ZDU - explanation of agent transfers to new CPs and how to control reconnections
search cancel

ZDU - explanation of agent transfers to new CPs and how to control reconnections

book

Article ID: 259197

calendar_today

Updated On:

Products

CA Automic Workload Automation - Automation Engine CA Automic One Automation

Issue/Introduction

When getting to step 4 of the zero downtime upgrade, do the agents reconnect to a new (target) CP?  How is this done?

Also, is there a way to get the agents to transfer in batches instead of one at a time using the step 4 list or reconnecting all use the same list?

Environment

Release : 12.3, 21.0

Resolution

When an agent connects (or reconnects) to the system in step 4 of the ZDU, they will connect to a CP (or JCP if going from 21.0 to 21.0 or higher) on the target (being upgraded to) CPs.  Explanation:

Beginning with version 12.3, there is a ranking for each CP that is higher if there are more connections on a CP.  The ranking is lower for fewer connections.  The ranking is on a scale of 0 to 9999. 
When an agent connects to the first CP, it gets a list of running CPs to try to connect to.  The agent also finds the CPs rankings and will decide to connect to the one with the lowest ranking. 

When getting to step 4 of the ZDU, the ranking for base (upgrade from) versions of the CP is set to 9999 whereas the new, target, CPs are at a lower than 9999 number.  When agents reconnect to the system, they will connect to one with a ranking lower than 9999.

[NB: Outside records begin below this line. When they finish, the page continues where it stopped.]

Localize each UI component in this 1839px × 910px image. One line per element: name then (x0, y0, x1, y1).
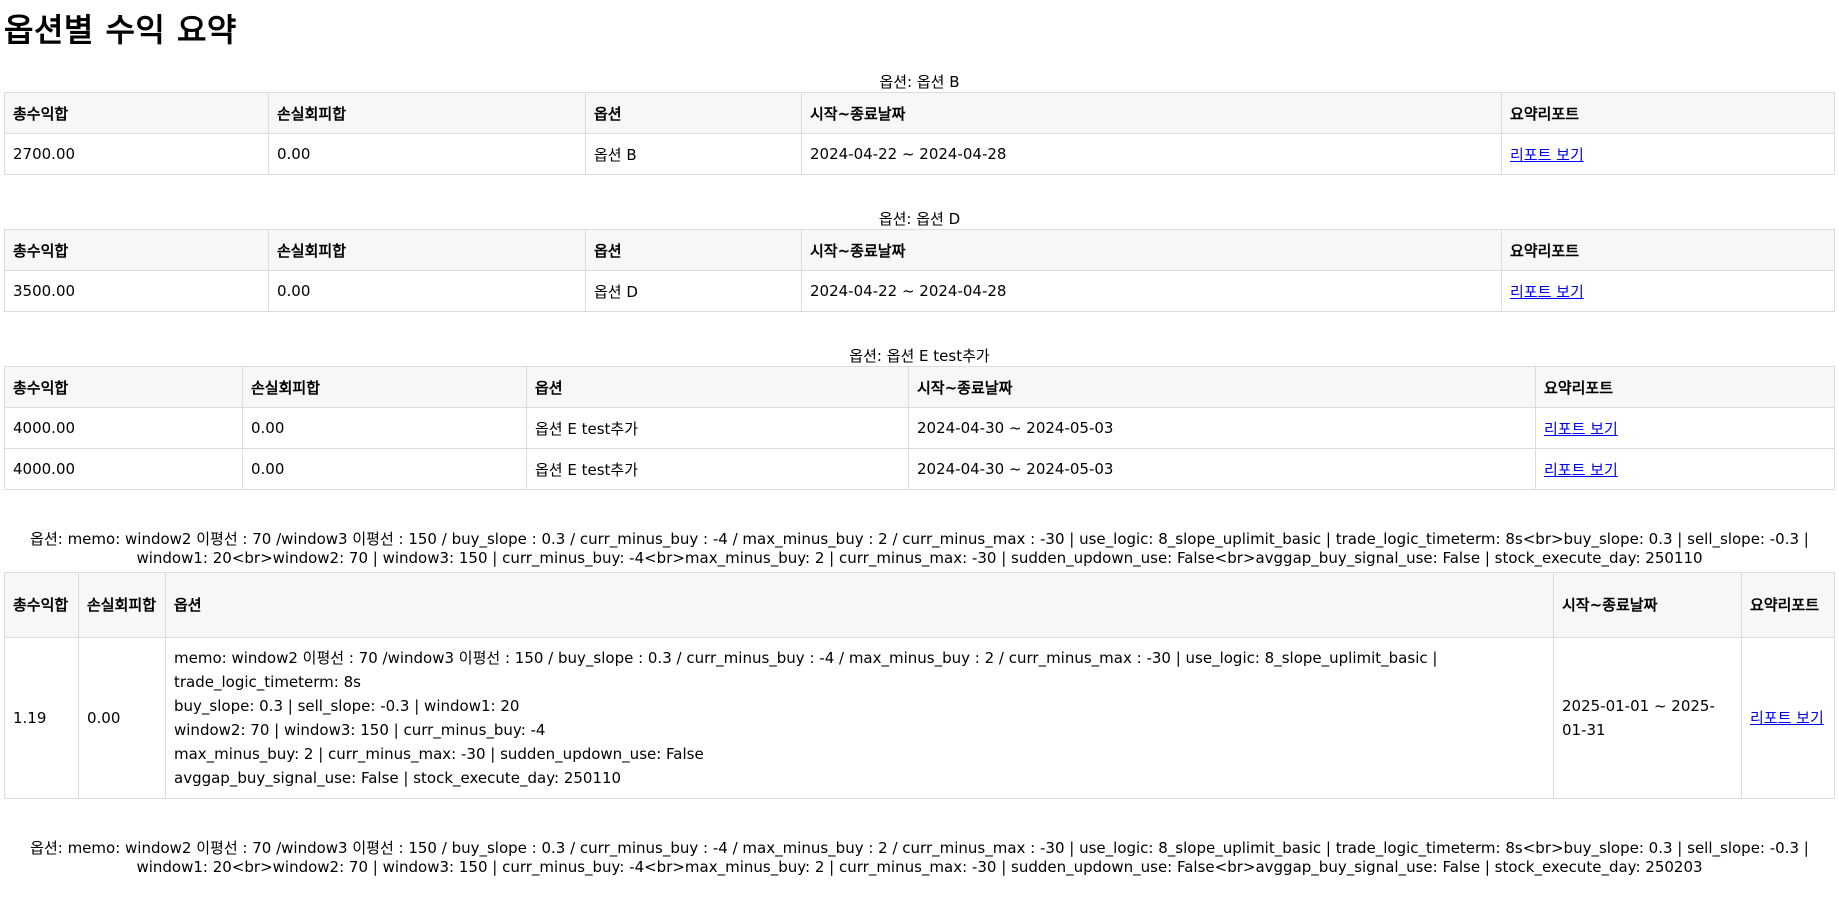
option-line: window2: 70 | window3: 150 | curr_minus_… (174, 721, 546, 739)
header-option: 옵션 (526, 366, 909, 408)
report-link[interactable]: 리포트 보기 (1510, 146, 1584, 164)
cell-report: 리포트 보기 (1501, 133, 1835, 175)
table-header-row: 총수익합 손실회피합 옵션 시작~종료날짜 요약리포트 (4, 92, 1835, 134)
cell-period: 2024-04-22 ~ 2024-04-28 (801, 270, 1502, 312)
cell-option: 옵션 E test추가 (526, 448, 909, 490)
cell-period: 2024-04-22 ~ 2024-04-28 (801, 133, 1502, 175)
table-row: 2700.00 0.00 옵션 B 2024-04-22 ~ 2024-04-2… (4, 133, 1835, 175)
report-link[interactable]: 리포트 보기 (1544, 420, 1618, 438)
cell-loss: 0.00 (268, 133, 586, 175)
cell-period: 2024-04-30 ~ 2024-05-03 (908, 407, 1536, 449)
header-period: 시작~종료날짜 (801, 229, 1502, 271)
header-option: 옵션 (585, 92, 802, 134)
summary-table: 총수익합 손실회피합 옵션 시작~종료날짜 요약리포트 3500.00 0.00… (4, 229, 1835, 312)
cell-loss: 0.00 (242, 407, 527, 449)
cell-option: 옵션 D (585, 270, 802, 312)
header-report: 요약리포트 (1741, 572, 1835, 638)
section-option-memo-250203: 옵션: memo: window2 이평선 : 70 /window3 이평선 … (4, 839, 1835, 877)
table-row: 4000.00 0.00 옵션 E test추가 2024-04-30 ~ 20… (4, 407, 1835, 449)
option-line: max_minus_buy: 2 | curr_minus_max: -30 |… (174, 745, 704, 763)
report-link[interactable]: 리포트 보기 (1544, 461, 1618, 479)
table-row: 1.19 0.00 memo: window2 이평선 : 70 /window… (4, 637, 1835, 799)
header-report: 요약리포트 (1535, 366, 1835, 408)
section-option-b: 옵션: 옵션 B 총수익합 손실회피합 옵션 시작~종료날짜 요약리포트 270… (4, 73, 1835, 175)
section-option-memo-250110: 옵션: memo: window2 이평선 : 70 /window3 이평선 … (4, 530, 1835, 799)
header-option: 옵션 (165, 572, 1554, 638)
header-total: 총수익합 (4, 92, 269, 134)
header-period: 시작~종료날짜 (1553, 572, 1742, 638)
page: 옵션별 수익 요약 옵션: 옵션 B 총수익합 손실회피합 옵션 시작~종료날짜… (0, 0, 1839, 877)
cell-option: 옵션 E test추가 (526, 407, 909, 449)
section-caption: 옵션: 옵션 B (879, 73, 960, 91)
cell-period: 2024-04-30 ~ 2024-05-03 (908, 448, 1536, 490)
table-header-row: 총수익합 손실회피합 옵션 시작~종료날짜 요약리포트 (4, 366, 1835, 408)
header-loss: 손실회피합 (242, 366, 527, 408)
header-period: 시작~종료날짜 (908, 366, 1536, 408)
summary-table: 총수익합 손실회피합 옵션 시작~종료날짜 요약리포트 1.19 0.00 me… (4, 572, 1835, 799)
header-option: 옵션 (585, 229, 802, 271)
cell-total: 3500.00 (4, 270, 269, 312)
cell-total: 4000.00 (4, 448, 243, 490)
page-title: 옵션별 수익 요약 (4, 11, 237, 49)
cell-total: 2700.00 (4, 133, 269, 175)
option-line: memo: window2 이평선 : 70 /window3 이평선 : 15… (174, 649, 1438, 691)
table-row: 4000.00 0.00 옵션 E test추가 2024-04-30 ~ 20… (4, 448, 1835, 490)
summary-table: 총수익합 손실회피합 옵션 시작~종료날짜 요약리포트 4000.00 0.00… (4, 366, 1835, 490)
table-header-row: 총수익합 손실회피합 옵션 시작~종료날짜 요약리포트 (4, 572, 1835, 638)
cell-total: 1.19 (4, 637, 79, 799)
cell-report: 리포트 보기 (1535, 448, 1835, 490)
cell-loss: 0.00 (242, 448, 527, 490)
header-loss: 손실회피합 (268, 92, 586, 134)
cell-option: memo: window2 이평선 : 70 /window3 이평선 : 15… (165, 637, 1554, 799)
header-period: 시작~종료날짜 (801, 92, 1502, 134)
summary-table: 총수익합 손실회피합 옵션 시작~종료날짜 요약리포트 2700.00 0.00… (4, 92, 1835, 175)
header-total: 총수익합 (4, 229, 269, 271)
table-header-row: 총수익합 손실회피합 옵션 시작~종료날짜 요약리포트 (4, 229, 1835, 271)
header-total: 총수익합 (4, 572, 79, 638)
header-total: 총수익합 (4, 366, 243, 408)
section-option-e: 옵션: 옵션 E test추가 총수익합 손실회피합 옵션 시작~종료날짜 요약… (4, 347, 1835, 490)
cell-loss: 0.00 (78, 637, 166, 799)
section-caption: 옵션: memo: window2 이평선 : 70 /window3 이평선 … (30, 839, 1809, 876)
option-line: buy_slope: 0.3 | sell_slope: -0.3 | wind… (174, 697, 520, 715)
header-loss: 손실회피합 (78, 572, 166, 638)
report-link[interactable]: 리포트 보기 (1510, 283, 1584, 301)
section-caption: 옵션: memo: window2 이평선 : 70 /window3 이평선 … (30, 530, 1809, 567)
section-option-d: 옵션: 옵션 D 총수익합 손실회피합 옵션 시작~종료날짜 요약리포트 350… (4, 210, 1835, 312)
table-row: 3500.00 0.00 옵션 D 2024-04-22 ~ 2024-04-2… (4, 270, 1835, 312)
header-loss: 손실회피합 (268, 229, 586, 271)
cell-loss: 0.00 (268, 270, 586, 312)
cell-option: 옵션 B (585, 133, 802, 175)
report-link[interactable]: 리포트 보기 (1750, 709, 1824, 727)
cell-period: 2025-01-01 ~ 2025-01-31 (1553, 637, 1742, 799)
section-caption: 옵션: 옵션 D (878, 210, 961, 228)
option-line: avggap_buy_signal_use: False | stock_exe… (174, 769, 622, 787)
cell-report: 리포트 보기 (1741, 637, 1835, 799)
section-caption: 옵션: 옵션 E test추가 (849, 347, 990, 365)
cell-report: 리포트 보기 (1535, 407, 1835, 449)
cell-total: 4000.00 (4, 407, 243, 449)
cell-report: 리포트 보기 (1501, 270, 1835, 312)
header-report: 요약리포트 (1501, 92, 1835, 134)
header-report: 요약리포트 (1501, 229, 1835, 271)
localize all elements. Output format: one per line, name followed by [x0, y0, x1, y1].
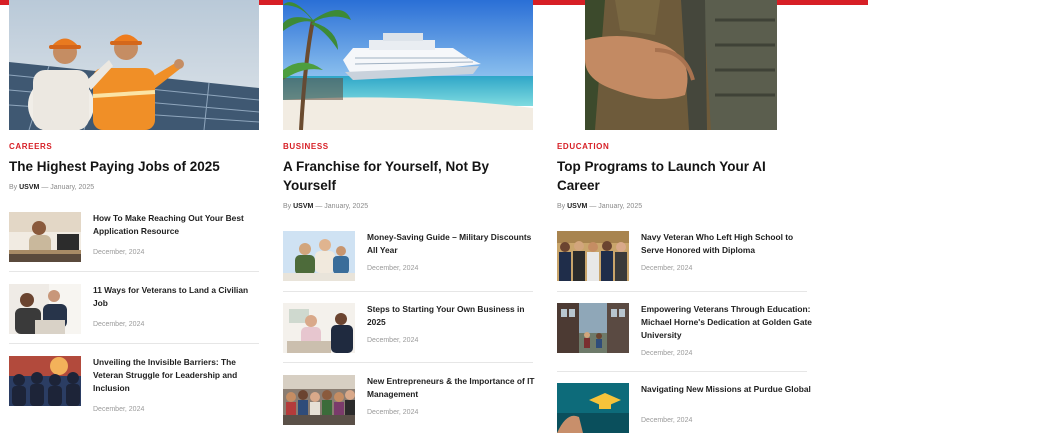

Here is what is shown in the agent log and provides the logic behind the reconnection:

Original connection of agent WIN01 to CP1:
20230125/000624.976 - U02000011 Connection to Server 'IP(SERVER):8843' initiated.
20230125/000625.007 - U02000004 Connection to Server 'AUT1230#CP001' successfully created.
20230125/000625.007 - U02000354 CP Server 'AUT1230#CP001' reports ranking '1'.
20230125/000625.007 - U02000073 Connection to system 'AUT1230' via CP Server 'AUT1230#CP001' successfully established.


Reconnect after server processes started:

20230125/012134.316 - U02000010 Connection to Server 'AUT1230#CP001' terminated.
20230125/012134.316 - U02000072 Connection to system 'AUT1230' initiated.
20230125/012134.321 - U02000011 Connection to Server 'IP(SERVER):8843' initiated.
20230125/012134.344 - U02000004 Connection to Server 'AUT1230#CP001' successfully created.
20230125/012134.344 - U02000354 CP Server 'AUT1230#CP001' reports ranking '9999'.
20230125/012134.344 - U02000076 Connection to CP Server 'AUT1230#CP001' closed.
20230125/012134.344 - U02000011 Connection to Server 'IP(SERVER):8843' initiated.
20230125/012134.352 - U02000004 Connection to Server 'AUT1230#CP003' successfully created.
20230125/012134.352 - U02000354 CP Server 'AUT1230#CP003' reports ranking '1'.
20230125/012134.352 - U02000073 Connection to system 'AUT1230' via CP Server 'AUT1230#CP003' successfully established.

So when the ZDU gets to this point, it looks like the current CPs increase their connection rankings to 9999 and any new connections will always go to a different CP since they want to connect to the lowest ranking CP.

Regarding reconnecting in a controlled manner in an active active setup:

  1. On node 1, stop one CP - wait for all agents to reconnect to other CPs
  2. On node 1, stop the next CP - wait for all agents to reconnect to other CPs
    etc...
  3. Upgrade node 1 CPs
  4. At this point, go to step 4 of ZDU where reconnections need to take place
  5. Start node 1 AE processes
  6. Repeat steps 1 through 3 for node 2, then step 5 on node 2
  7. Repeat on node 3
  8. Repeat on node 4, although this may be tricky and need to have disconnects of individual agents or done in a chunk on node 4 instead so that the system still has the base level CPs in case a rollback is needed.